Direkt zum Inhalt
Sowjetisches Ehrenmal Tiergarten
Sowjetisches Ehrenmal Tiergarten iStock.com, Foto: Anette-J

Sowjetisches Ehrenmal Tiergarten

Denkmal für mehr als 2.000 Rotarmisten

Ein Ort des Gedenkens mitten in Berlin: An der Straße des 17. Juni erinnert das Sowjetische Ehrenmal an die gefallenen Soldaten.

Das Brandenburger Tor steht auf Ihrer Sehenswürdigkeiten-Liste Berlins ganz oben. Der Reichstag sicher auch. Machen Sie dazwischen einen kleinen Umweg über die Straße des 17. Juni und kommen Sie einem wichtigen Teil Berliner Geschichte auf die Spur: am Sowjetischen Ehrenmal im Tiergarten.

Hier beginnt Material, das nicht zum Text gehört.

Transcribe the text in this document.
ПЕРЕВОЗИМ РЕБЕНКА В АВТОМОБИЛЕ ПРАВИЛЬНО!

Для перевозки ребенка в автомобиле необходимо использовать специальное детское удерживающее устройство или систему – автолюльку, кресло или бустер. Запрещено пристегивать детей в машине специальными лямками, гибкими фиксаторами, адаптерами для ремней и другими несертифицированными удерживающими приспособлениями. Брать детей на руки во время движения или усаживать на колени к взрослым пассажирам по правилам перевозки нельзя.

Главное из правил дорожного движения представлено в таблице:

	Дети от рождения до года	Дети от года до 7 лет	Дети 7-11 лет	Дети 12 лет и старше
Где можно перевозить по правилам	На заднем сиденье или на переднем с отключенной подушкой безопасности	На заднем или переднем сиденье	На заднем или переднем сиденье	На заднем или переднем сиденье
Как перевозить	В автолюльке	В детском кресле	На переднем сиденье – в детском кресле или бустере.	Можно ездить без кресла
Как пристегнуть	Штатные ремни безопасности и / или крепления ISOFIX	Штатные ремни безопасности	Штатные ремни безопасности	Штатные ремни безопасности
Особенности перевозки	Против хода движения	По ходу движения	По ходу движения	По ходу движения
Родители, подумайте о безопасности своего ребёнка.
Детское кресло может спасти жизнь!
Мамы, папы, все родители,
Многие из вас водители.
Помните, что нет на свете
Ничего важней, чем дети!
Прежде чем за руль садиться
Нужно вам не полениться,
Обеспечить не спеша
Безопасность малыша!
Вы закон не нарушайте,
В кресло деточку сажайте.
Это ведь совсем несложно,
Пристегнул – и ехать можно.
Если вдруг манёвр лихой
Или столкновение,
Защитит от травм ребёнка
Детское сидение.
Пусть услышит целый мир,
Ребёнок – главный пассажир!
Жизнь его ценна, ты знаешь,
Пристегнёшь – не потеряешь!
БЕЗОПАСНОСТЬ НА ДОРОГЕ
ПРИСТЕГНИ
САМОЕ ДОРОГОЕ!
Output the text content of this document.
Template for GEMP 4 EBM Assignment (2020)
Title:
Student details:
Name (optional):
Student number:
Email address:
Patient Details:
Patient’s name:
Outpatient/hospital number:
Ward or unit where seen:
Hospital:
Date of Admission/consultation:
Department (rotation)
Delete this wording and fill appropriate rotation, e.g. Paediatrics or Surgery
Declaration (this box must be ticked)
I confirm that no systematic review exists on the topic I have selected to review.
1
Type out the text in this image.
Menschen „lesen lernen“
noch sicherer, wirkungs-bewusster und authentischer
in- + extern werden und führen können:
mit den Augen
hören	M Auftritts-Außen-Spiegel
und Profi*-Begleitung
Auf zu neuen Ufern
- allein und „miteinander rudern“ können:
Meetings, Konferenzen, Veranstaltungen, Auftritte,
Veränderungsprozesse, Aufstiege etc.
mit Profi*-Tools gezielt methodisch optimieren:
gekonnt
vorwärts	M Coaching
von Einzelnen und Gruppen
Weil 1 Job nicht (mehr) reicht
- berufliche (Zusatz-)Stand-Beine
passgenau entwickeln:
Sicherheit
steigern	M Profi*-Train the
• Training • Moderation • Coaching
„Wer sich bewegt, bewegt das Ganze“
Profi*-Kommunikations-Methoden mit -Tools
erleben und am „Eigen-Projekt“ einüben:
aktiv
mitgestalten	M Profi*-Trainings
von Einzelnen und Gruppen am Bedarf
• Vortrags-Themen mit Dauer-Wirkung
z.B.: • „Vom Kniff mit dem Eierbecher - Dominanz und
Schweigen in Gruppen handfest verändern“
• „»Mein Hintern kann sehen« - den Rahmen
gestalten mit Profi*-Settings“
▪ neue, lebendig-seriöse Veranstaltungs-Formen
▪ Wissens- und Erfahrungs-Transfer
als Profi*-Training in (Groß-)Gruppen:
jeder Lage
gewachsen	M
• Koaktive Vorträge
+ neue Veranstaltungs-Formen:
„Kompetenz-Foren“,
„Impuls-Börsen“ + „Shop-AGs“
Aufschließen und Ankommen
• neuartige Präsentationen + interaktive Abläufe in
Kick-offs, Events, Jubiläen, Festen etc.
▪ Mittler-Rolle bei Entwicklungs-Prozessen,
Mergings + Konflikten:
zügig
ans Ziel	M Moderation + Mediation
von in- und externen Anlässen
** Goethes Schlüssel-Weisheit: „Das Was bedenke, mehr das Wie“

Geschätzte 80.000 sowjetische Soldaten lassen 1945 ihr Leben im Kampf um Berlin. Ihrer gedenken drei Ehrenmale in der Hauptstadt: die Anlage im Treptower Park, das Ehrenmal in der Schönholzer Heide und die Gedenkstätte im Tiergarten. Das Sowjetische Ehrenmal im Tiergarten wird als erstes erbaut und am 11. November 1945 eingeweiht. Die Bildhauer Lew Kerbel und Wladimir Zigal sowie der Architekt Nikolai Sergijewski haben das Areal entworfen.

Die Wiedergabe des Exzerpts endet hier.